It is assumed by many believers that Christmas music has some religious significance, perhaps even a Biblical foundation. And yet the most likely candidate scripture for such a justification, the “heavenly host” of angels that greets the shepherds in the second chapter of the Gospel of Luke, is much less a choral performance than a heraldic announcement. And though religious music, even associated with the incarnation of Jesus, has existed for centuries, our musical traditions with the holiday have arrived through the influence of pagan practices. Wassailing, for example, still carries notes of harvest worship, social inversion, and solstice-cheer that characterized the ancient festivals of Yule and Saturnalia.
Note these verses from the Cornish Wassail:
O Master and Mistress
Sitting down by the fire
While we poor wassail boys
Are traveling the mire.This ancient house
We will kindly salute
It is an old custom
You need not dispute.We hope that your apple trees
Will prosper and bear
And bring forth good cider
When we come next year.We hope that your barley
Will prosper and grow
That you may have plenty
And some to bestow.
Popular religiously-themed Christmas songs were produced in earnest following the Protestant Reformation, including carols by Martin Luther and Charles Wesley. But although religious carols became even more popular up to and throughout the 19th century, the 20th century saw a surge in secular Christmas music, centered initially on the character of Santa Claus. Thanks to the country-western singer Gene Autry, we have “Here Comes Santa Claus” as well as “Rudolph the Red-Nosed Reindeer” in our cultural consciousness, and other popular singers such as Elvis Presley, Brenda Lee, and Mel Torme sang about love, fun, and family, rather than about the birth of a Jewish baby in first-century Judea.

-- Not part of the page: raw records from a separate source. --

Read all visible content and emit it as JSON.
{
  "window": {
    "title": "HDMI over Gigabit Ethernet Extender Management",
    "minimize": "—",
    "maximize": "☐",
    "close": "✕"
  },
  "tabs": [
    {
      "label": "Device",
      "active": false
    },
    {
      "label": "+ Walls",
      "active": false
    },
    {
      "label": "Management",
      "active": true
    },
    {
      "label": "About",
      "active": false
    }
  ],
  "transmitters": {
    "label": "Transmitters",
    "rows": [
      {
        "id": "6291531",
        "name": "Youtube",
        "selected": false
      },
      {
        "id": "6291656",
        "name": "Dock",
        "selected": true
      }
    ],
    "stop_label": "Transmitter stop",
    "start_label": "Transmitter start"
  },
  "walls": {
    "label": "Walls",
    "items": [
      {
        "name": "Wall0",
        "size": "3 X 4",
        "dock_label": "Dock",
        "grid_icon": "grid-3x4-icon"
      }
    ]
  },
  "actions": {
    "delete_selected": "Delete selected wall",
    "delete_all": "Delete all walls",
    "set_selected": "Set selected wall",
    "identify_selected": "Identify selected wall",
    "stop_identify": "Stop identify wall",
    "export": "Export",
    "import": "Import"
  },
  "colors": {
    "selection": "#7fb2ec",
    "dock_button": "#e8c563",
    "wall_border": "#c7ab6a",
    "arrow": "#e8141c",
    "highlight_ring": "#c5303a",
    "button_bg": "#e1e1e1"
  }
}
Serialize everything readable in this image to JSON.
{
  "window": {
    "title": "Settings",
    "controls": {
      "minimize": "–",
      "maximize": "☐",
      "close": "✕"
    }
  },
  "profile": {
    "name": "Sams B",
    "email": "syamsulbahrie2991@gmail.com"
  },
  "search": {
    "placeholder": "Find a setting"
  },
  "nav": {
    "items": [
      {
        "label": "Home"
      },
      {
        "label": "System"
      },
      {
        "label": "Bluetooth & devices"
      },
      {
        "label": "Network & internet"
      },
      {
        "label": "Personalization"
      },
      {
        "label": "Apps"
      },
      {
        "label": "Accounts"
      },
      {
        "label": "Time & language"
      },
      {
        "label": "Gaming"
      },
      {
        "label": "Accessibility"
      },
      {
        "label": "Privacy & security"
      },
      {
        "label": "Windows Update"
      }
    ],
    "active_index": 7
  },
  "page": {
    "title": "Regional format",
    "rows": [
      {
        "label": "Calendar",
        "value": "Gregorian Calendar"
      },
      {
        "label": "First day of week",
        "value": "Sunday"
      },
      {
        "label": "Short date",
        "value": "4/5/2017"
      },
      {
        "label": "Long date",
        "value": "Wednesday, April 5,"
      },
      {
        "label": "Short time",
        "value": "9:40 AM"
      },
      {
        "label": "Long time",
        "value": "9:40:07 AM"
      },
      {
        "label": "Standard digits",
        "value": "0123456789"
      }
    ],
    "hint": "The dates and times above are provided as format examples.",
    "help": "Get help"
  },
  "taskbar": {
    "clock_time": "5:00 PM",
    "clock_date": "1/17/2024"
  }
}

Today’s popular Christmas music is just as much about cashing in on an easily marketable product as it is about celebrating a holiday. Christmas music used to be a communal activity that brought members of a village or town together during the darkest night of the year; now it’s available 24 hours a day on your FM radio, starting at Thanksgiving. At the risk of waxing cynical, I suspect that saturating our senses with Christmas-themed decorations, music, smells, and tastes is the surest way to get Americans to open their pocketbooks and get “in the spirit,” so to speak.
Whether it’s “O Holy Night” or “Here We Come A-Wassailing,” I’d much prefer to have Christmas music limited to Christmas itself, performed live and together by people who enjoy the participation, not just as background noise for people to wrap presents.